Wayne Stuart finished writing the item about Mapes, and stopped writing to look squarely at Eli Jared. “Mister President, when you say those overseas should use any weaponry to make their offensive successful, are you including or excluding nuclear weapons?”

“Everything is included. It depends on what’s necessary. As you know, your digital mask serves as the forward troops—even the forward earth. The live who coordinate with your digital mask have to be willing to use everything they have to bring white flags waving from poles held by the enemy. To bring this about, nuclear weapons are included. The only exclusion is defeat.”

T Minus 10 Hours and Counting: (10:30 p.m. EDT)

With the volume turned low, the television monitor in Eli Jared’s apartment was on and Eli Jared faced it as he sat on his bed.

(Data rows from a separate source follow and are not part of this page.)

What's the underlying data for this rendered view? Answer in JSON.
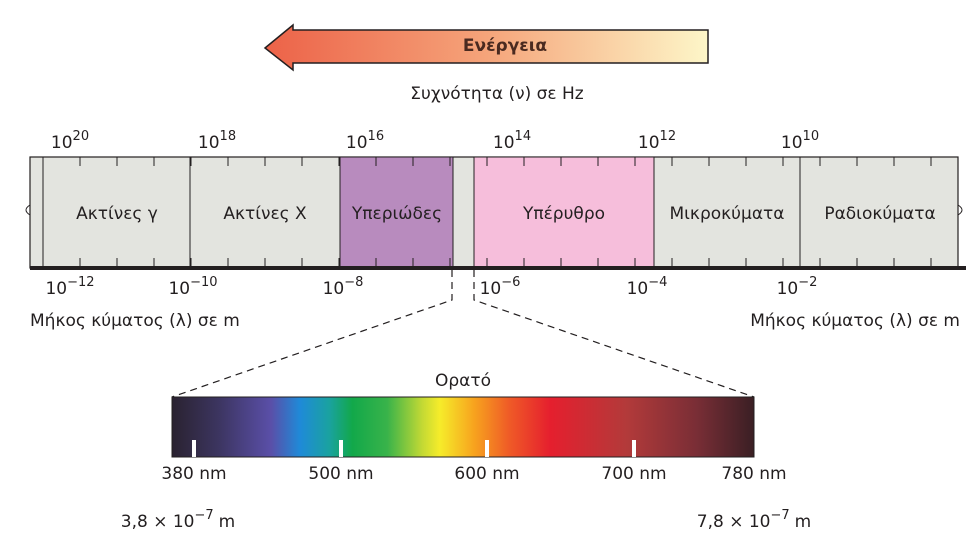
{
  "energy_label": "Ενέργεια",
  "frequency_title": "Συχνότητα (ν) σε Hz",
  "frequency_labels": [
    {
      "base": "10",
      "exp": "20"
    },
    {
      "base": "10",
      "exp": "18"
    },
    {
      "base": "10",
      "exp": "16"
    },
    {
      "base": "10",
      "exp": "14"
    },
    {
      "base": "10",
      "exp": "12"
    },
    {
      "base": "10",
      "exp": "10"
    }
  ],
  "regions": [
    "Ακτίνες γ",
    "Ακτίνες X",
    "Υπεριώδες",
    "Υπέρυθρο",
    "Μικροκύματα",
    "Ραδιοκύματα"
  ],
  "wavelength_labels": [
    {
      "base": "10",
      "exp": "−12"
    },
    {
      "base": "10",
      "exp": "−10"
    },
    {
      "base": "10",
      "exp": "−8"
    },
    {
      "base": "10",
      "exp": "−6"
    },
    {
      "base": "10",
      "exp": "−4"
    },
    {
      "base": "10",
      "exp": "−2"
    }
  ],
  "wavelength_title_left": "Μήκος κύματος (λ) σε m",
  "wavelength_title_right": "Μήκος κύματος (λ) σε m",
  "visible_title": "Ορατό",
  "visible_labels": [
    "380 nm",
    "500 nm",
    "600 nm",
    "700 nm",
    "780 nm"
  ],
  "visible_limits": [
    {
      "mantissa": "3,8 × 10",
      "exp": "−7",
      "unit": "m"
    },
    {
      "mantissa": "7,8 × 10",
      "exp": "−7",
      "unit": "m"
    }
  ]
}
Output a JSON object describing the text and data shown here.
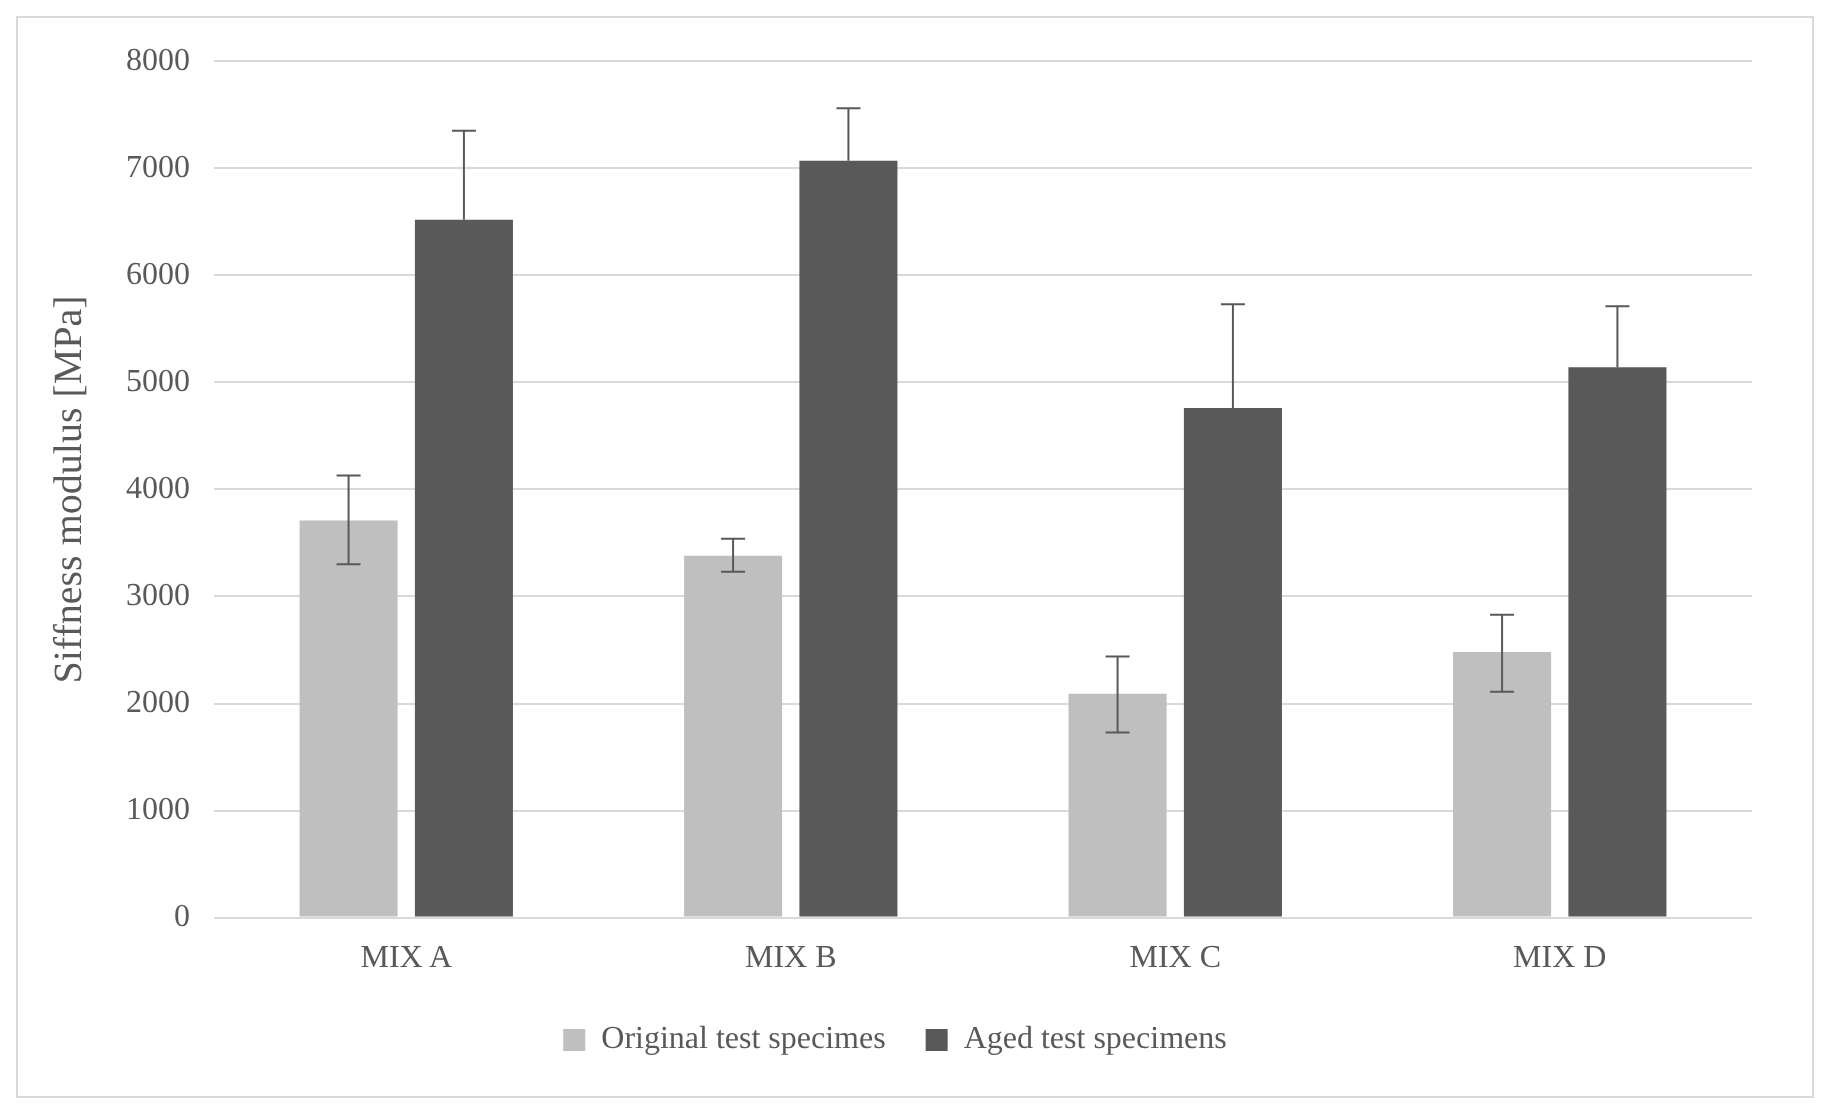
{
  "chart_data": {
    "type": "bar",
    "ylabel": "Siffness modulus [MPa]",
    "categories": [
      "MIX A",
      "MIX B",
      "MIX C",
      "MIX D"
    ],
    "series": [
      {
        "name": "Original test specimes",
        "color": "#bfbfbf",
        "values": [
          3710,
          3380,
          2090,
          2480
        ],
        "errors": [
          [
            3300,
            4130
          ],
          [
            3230,
            3540
          ],
          [
            1730,
            2440
          ],
          [
            2110,
            2830
          ]
        ]
      },
      {
        "name": "Aged test specimens",
        "color": "#595959",
        "values": [
          6520,
          7070,
          4760,
          5140
        ],
        "errors": [
          [
            6520,
            7350
          ],
          [
            7070,
            7560
          ],
          [
            4760,
            5730
          ],
          [
            5140,
            5710
          ]
        ]
      }
    ],
    "ylim": [
      0,
      8000
    ],
    "yticks": [
      0,
      1000,
      2000,
      3000,
      4000,
      5000,
      6000,
      7000,
      8000
    ],
    "grid": "y",
    "legend": "bottom"
  }
}
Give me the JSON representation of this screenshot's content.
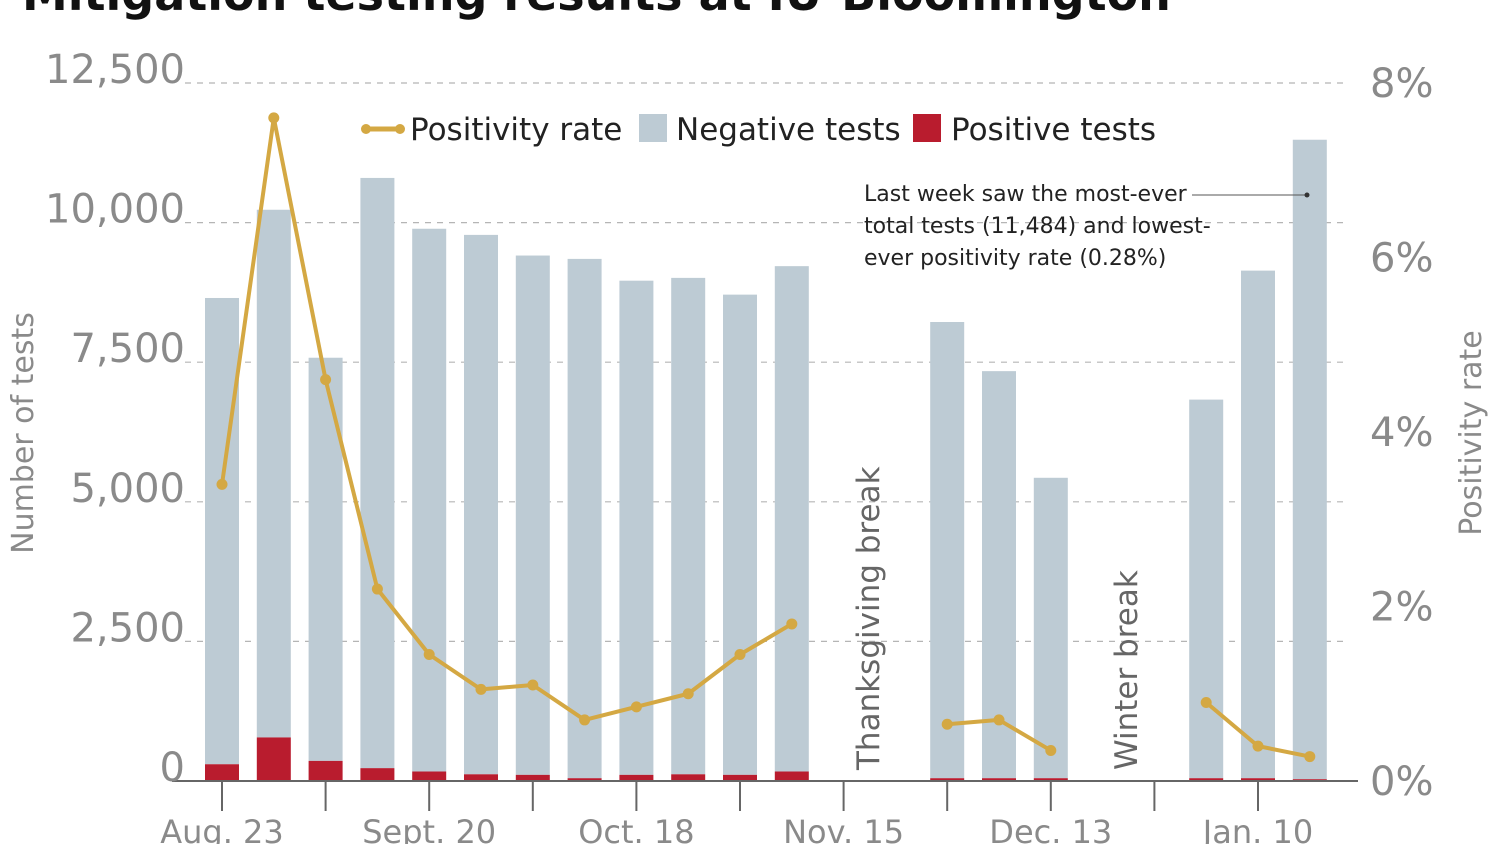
{
  "chart_data": {
    "type": "bar",
    "title": "Mitigation testing results at IU-Bloomington",
    "ylabel": "Number of tests",
    "y2label": "Positivity rate",
    "ylim": [
      0,
      12500
    ],
    "y2lim": [
      0,
      8
    ],
    "yticks": [
      "0",
      "2,500",
      "5,000",
      "7,500",
      "10,000",
      "12,500"
    ],
    "y2ticks": [
      "0%",
      "2%",
      "4%",
      "6%",
      "8%"
    ],
    "xtick_labels": [
      "Aug. 23",
      "Sept. 20",
      "Oct. 18",
      "Nov. 15",
      "Dec. 13",
      "Jan. 10"
    ],
    "legend": [
      "Positivity rate",
      "Negative tests",
      "Positive tests"
    ],
    "weeks": [
      {
        "slot": 0,
        "negative": 8350,
        "positive": 300,
        "rate": 3.4
      },
      {
        "slot": 1,
        "negative": 9450,
        "positive": 780,
        "rate": 7.6
      },
      {
        "slot": 2,
        "negative": 7220,
        "positive": 360,
        "rate": 4.6
      },
      {
        "slot": 3,
        "negative": 10570,
        "positive": 230,
        "rate": 2.2
      },
      {
        "slot": 4,
        "negative": 9720,
        "positive": 170,
        "rate": 1.45
      },
      {
        "slot": 5,
        "negative": 9660,
        "positive": 120,
        "rate": 1.05
      },
      {
        "slot": 6,
        "negative": 9300,
        "positive": 110,
        "rate": 1.1
      },
      {
        "slot": 7,
        "negative": 9300,
        "positive": 50,
        "rate": 0.7
      },
      {
        "slot": 8,
        "negative": 8850,
        "positive": 110,
        "rate": 0.85
      },
      {
        "slot": 9,
        "negative": 8890,
        "positive": 120,
        "rate": 1.0
      },
      {
        "slot": 10,
        "negative": 8600,
        "positive": 110,
        "rate": 1.45
      },
      {
        "slot": 11,
        "negative": 9050,
        "positive": 170,
        "rate": 1.8
      },
      {
        "slot": 14,
        "negative": 8170,
        "positive": 50,
        "rate": 0.65
      },
      {
        "slot": 15,
        "negative": 7290,
        "positive": 50,
        "rate": 0.7
      },
      {
        "slot": 16,
        "negative": 5380,
        "positive": 50,
        "rate": 0.35
      },
      {
        "slot": 19,
        "negative": 6780,
        "positive": 50,
        "rate": 0.9
      },
      {
        "slot": 20,
        "negative": 9090,
        "positive": 50,
        "rate": 0.4
      },
      {
        "slot": 21,
        "negative": 11452,
        "positive": 32,
        "rate": 0.28
      }
    ],
    "annotations": {
      "thanksgiving": "Thanksgiving break",
      "winter": "Winter break",
      "note_line1": "Last week saw the most-ever",
      "note_line2": "total tests (11,484) and lowest-",
      "note_line3": "ever positivity rate (0.28%)"
    },
    "colors": {
      "negative": "#bdcbd4",
      "positive": "#b91c2e",
      "rate": "#d4a843",
      "axis_text": "#8a8a8a",
      "grid": "#b5b5b5"
    }
  }
}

“Allahu Akhbar! God is Great! This is IFRA’s Nightly News of the Islamic Fundamentalist Republic of America. God, hasten the arrival of Imam al-Mahdi and grant him good health and victory, and make us his followers who attest to his rightfulness.” Young and pretty starlets were shown, each with lips purple-red from dried blood after razorblades were used to remove their lipstick by the authorities. In a videotape from earlier in the evening, Hollywood Boulevard was closed to traffic between Orange and Highland for what was described as a celebration for the motion picture industry at the Kodak Theater. Only men from the industry were invited to the black-tie event with none expecting the speech that was given by an Imam who chastised them for their on-screen and off-screen depravity. He went on to inform them that all screenplays must be submitted to the Revolutionary Law and Order Council for approval before production of any future film could begin. As the guests from the motion picture industry were dismissed from the theater, the most well known of them were herded to a separate room off the lobby area. Their limousine drivers who had parked their vehicles on Yucca Street were waiting for the cue to pick up their passengers but instead were instructed by the authorities to leave without them. The former celebrities were herded together and led somewhere else by truck while a loudspeaker told them “Allahu Akhbar! God is Great!”

The telecast did not end but went to New Delhi, India. The screen showed the huge circular shopping center of Connaught Circus while the Imam narrator spoke about justice being done to Hindus and also to Moslems who rejected and had fought against the revolution. One after another, men in their ethnic attire of dhotis and kurtas with their hands tied behind their backs and blindfolds over their eyes, were thrown from the precipice of the Odeon Theater onto the inner circle street, and from the precipice of the Kashmir Government Art Emporium. Then the scene changed to the National Stadium where young women were brought into the stadium by the truckload. Each woman was separately buried up to her neck and stoned to death as the narrator spoke about the crime of adultery.

“Allahu Akhbar!” The off-screen narrator said.